# IE ab Version 7: Mehrere Tabs mit einer Verknüpfung möglich?



## Ultraflip (27. Juli 2009)

Hallo Leute!

Da ich für meine tägliche Arbeit mehrere Tabs aus dem Intranet täglich benötige, diese bisher aber morgens selber öffnen muss, frag ich mich ob dies vielleicht auch mit einer Verknüpfung im Autostart möglich ist?

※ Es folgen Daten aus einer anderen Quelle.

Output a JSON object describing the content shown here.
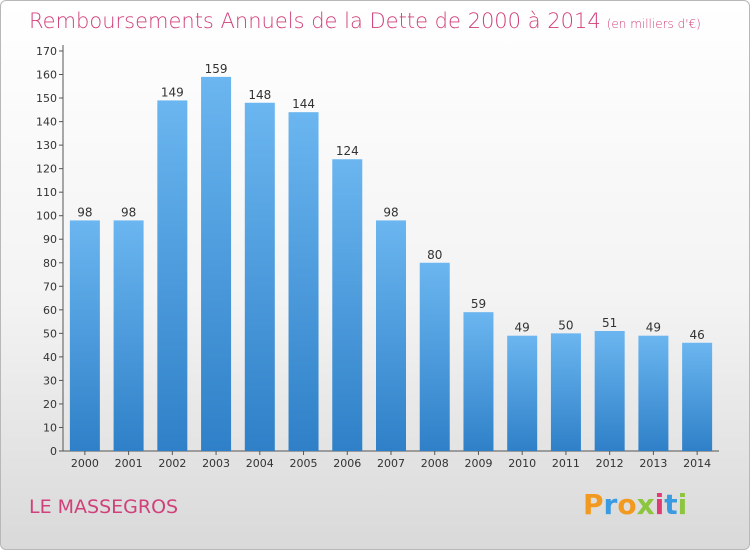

Auf den Liverechnern im System dürfen leider keine von der IT nicht freigegebene Software installiert werden ... hier fällt leider Firefox drunter -.-

Bei Firefox funktioniert es ja mit den Trennern
"URL1.de | URL3.de"

Dies geht leider beim Internet Explorer (meinen Versuchen nach) nicht. Geht dies hier irgendwie anders, oder überhaupt?

Danke für jede Hilfe
LG
Tobi


----------



## michaelwengert (28. Juli 2009)

Soviel ich weiß kannst du doch ab dem IE7 mehrere Startseiten anlegen, die dann in Tabs geöffnet werden.

Du öffnest eine Seite...gehst oben auf das Haus-Symbol -> Startseite hinzufügen oder ändern -> Diese Webseite zu Startseitenregisterkarten hinzufügen.
So ist es im IE8...im IE7 sollte es das selbe bzw ähnlich funktionieren


----------